Monday: Occupations, by their very nature, required a distribution of protestors so that there was always someone maintaining the occupation. For Occupy Raleigh, this meant there was almost never a significant number of protestors at any one place at any one time. Moral Mondays, on the other hand, focus the physical power and frustration at a very specific time: Mondays at 5pm. This is the best of both worlds: MM protests have the “wow” factor on their side (protests over time are generally more impressive than a big bang + fizzle), but they also have time to plan, regroup, and rest between protests.
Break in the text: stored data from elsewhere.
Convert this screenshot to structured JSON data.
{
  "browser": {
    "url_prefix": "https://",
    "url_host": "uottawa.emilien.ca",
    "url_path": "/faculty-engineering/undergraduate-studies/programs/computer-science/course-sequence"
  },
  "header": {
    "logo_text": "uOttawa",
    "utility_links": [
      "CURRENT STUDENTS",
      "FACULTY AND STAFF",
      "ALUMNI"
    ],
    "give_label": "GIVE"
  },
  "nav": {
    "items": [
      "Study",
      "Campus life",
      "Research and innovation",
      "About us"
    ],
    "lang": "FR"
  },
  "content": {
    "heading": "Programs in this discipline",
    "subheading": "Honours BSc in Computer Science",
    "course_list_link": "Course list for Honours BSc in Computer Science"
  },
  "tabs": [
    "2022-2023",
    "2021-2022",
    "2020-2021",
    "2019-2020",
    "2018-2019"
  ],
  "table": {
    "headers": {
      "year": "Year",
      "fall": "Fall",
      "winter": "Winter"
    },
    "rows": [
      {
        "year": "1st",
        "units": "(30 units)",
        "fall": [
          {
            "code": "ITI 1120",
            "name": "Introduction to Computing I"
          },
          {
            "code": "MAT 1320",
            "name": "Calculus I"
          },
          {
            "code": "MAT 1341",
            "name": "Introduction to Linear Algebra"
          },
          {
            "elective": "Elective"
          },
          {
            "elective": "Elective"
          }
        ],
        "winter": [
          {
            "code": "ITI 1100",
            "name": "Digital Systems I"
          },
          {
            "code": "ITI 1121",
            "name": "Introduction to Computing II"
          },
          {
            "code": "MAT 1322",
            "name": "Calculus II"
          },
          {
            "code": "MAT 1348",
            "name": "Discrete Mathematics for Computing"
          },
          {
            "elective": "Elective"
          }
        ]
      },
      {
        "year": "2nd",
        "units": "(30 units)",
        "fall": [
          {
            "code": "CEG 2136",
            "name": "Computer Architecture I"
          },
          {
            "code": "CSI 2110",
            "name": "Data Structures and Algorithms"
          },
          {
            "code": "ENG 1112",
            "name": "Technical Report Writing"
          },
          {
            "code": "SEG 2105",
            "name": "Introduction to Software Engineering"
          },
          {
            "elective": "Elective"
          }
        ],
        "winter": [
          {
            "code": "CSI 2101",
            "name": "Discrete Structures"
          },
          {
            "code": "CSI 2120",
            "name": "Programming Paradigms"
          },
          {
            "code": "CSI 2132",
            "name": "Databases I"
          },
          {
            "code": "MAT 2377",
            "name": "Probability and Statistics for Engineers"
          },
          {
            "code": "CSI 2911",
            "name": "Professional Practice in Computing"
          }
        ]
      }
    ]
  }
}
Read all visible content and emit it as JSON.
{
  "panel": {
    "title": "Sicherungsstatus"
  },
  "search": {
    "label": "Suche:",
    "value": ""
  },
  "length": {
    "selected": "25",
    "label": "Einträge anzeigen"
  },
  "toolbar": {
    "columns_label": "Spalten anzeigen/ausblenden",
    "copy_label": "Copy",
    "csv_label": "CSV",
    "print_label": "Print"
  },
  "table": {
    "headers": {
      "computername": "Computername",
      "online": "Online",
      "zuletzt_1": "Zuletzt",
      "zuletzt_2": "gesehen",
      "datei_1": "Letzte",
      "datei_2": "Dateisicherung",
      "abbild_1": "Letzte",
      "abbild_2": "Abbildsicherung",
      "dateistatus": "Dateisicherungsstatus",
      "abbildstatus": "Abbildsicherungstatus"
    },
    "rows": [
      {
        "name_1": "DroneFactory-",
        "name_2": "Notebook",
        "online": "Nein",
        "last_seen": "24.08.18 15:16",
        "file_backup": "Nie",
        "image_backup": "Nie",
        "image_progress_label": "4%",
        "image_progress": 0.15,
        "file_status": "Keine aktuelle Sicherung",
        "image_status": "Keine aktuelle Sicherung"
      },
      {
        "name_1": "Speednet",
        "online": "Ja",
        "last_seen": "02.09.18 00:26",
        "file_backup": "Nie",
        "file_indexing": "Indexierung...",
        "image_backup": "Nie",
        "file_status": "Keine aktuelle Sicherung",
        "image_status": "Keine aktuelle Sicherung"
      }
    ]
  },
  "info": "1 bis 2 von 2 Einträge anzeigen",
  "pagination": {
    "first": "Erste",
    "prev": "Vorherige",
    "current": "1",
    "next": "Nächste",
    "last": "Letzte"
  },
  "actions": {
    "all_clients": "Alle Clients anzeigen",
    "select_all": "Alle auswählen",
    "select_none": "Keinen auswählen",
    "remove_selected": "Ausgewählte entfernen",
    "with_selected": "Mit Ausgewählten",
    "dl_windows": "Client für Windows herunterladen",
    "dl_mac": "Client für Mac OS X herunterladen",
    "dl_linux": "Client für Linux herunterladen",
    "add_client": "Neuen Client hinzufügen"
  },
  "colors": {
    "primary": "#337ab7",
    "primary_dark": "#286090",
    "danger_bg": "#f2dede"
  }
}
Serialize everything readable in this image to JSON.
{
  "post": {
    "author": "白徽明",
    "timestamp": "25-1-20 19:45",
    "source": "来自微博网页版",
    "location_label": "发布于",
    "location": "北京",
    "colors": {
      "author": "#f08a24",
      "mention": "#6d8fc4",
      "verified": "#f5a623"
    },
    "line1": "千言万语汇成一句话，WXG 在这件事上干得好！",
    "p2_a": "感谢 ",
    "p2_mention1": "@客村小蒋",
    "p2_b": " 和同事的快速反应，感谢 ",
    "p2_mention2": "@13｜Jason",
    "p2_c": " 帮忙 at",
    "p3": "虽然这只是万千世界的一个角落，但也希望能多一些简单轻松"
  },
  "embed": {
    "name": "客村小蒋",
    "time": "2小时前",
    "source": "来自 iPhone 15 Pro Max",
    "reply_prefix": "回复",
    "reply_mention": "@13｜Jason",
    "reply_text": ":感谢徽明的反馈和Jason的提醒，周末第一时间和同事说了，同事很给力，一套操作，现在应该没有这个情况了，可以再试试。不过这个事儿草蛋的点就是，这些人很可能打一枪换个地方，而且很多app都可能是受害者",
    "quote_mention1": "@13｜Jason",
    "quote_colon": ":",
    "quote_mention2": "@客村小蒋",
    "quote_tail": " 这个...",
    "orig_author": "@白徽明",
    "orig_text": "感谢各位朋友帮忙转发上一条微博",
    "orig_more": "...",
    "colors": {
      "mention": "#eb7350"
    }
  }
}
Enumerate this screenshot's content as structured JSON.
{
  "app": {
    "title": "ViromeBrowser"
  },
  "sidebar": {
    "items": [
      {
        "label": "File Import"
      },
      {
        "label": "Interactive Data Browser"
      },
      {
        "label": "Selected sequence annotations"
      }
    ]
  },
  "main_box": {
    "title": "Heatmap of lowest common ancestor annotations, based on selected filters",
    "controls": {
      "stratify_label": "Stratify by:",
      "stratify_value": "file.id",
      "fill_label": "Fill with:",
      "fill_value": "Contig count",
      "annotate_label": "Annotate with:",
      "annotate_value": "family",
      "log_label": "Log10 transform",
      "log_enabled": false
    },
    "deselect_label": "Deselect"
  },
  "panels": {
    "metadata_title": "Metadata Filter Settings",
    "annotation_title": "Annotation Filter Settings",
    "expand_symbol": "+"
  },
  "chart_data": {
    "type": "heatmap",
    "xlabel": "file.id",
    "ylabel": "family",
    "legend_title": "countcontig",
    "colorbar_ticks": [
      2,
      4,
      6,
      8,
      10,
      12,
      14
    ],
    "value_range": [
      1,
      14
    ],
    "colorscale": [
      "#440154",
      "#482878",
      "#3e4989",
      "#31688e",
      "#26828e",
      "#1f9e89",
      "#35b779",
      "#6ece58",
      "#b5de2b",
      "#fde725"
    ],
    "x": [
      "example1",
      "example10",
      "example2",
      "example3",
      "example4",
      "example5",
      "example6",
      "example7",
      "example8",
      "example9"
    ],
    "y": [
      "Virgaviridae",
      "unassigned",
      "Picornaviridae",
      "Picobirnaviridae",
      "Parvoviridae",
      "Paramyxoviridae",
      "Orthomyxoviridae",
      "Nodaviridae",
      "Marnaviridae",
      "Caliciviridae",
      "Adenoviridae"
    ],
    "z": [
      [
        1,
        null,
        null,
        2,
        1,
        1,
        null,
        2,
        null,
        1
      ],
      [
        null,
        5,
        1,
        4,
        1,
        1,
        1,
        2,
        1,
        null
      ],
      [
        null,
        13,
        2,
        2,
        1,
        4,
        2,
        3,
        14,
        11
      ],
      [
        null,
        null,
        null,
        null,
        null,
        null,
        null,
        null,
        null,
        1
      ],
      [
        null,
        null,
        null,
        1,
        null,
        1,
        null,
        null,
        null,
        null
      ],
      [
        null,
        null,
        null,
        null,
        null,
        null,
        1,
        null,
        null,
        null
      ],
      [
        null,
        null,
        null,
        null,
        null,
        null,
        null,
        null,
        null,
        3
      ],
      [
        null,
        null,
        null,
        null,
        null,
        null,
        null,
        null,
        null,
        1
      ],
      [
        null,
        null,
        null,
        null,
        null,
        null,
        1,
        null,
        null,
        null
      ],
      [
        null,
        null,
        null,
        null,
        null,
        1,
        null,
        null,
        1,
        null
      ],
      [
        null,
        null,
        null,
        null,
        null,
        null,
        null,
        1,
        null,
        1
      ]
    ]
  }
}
Specific frustrations: I think there’s something to be said for the demand-less Occupations, but that something is not “legislative success” or “substantial public support.” The list of offenses MM protests name is substantial: repeal of the racial justice act, overturning of long-successful public funding program for judicial elections, move toward regressive tax overhaul, education cuts, rejection of federal health care money . . . the list goes on and on. These specific grievances enlist a wide swath of North Carolinians–families, religious communities, teachers, students, wealthy, struggling. It’s clear what the protests want, but the demands are still diverse and numerous enough that the protests can’t simply be co-opted or brushed aside by a half-hearted bill or amendment.
Leadership: This is a people-powered protest movement–over 400 arrests have been made, and the people arrested represent a large segment of the State’s population. But the leadership provided by the NAACP and faith organizations goes a long way: it lends the protests credibility in the media (and to the general population), gives access to funds for legal counsel (and loudspeakers/podiums), spokespeople, and overall coordinated strategizing.
Where Moral Monday will go from here?
Despite my thoughts on the leadership of the movement, I do see value in decentralization: there is significant potential for interesting advancement if protestors begin to internalize the principles of the Moral Monday protests and creatively apply them elsewhere in autonomous groups. This type of decentralized and democratic autonomy was one of the most intriguing elements of the Occupy movement for me, and I would be interested to see how it plays out when combined with Moral Monday’s focus on morality, strategic concentration on Mondays, specific frustrations, and coordinated leadership.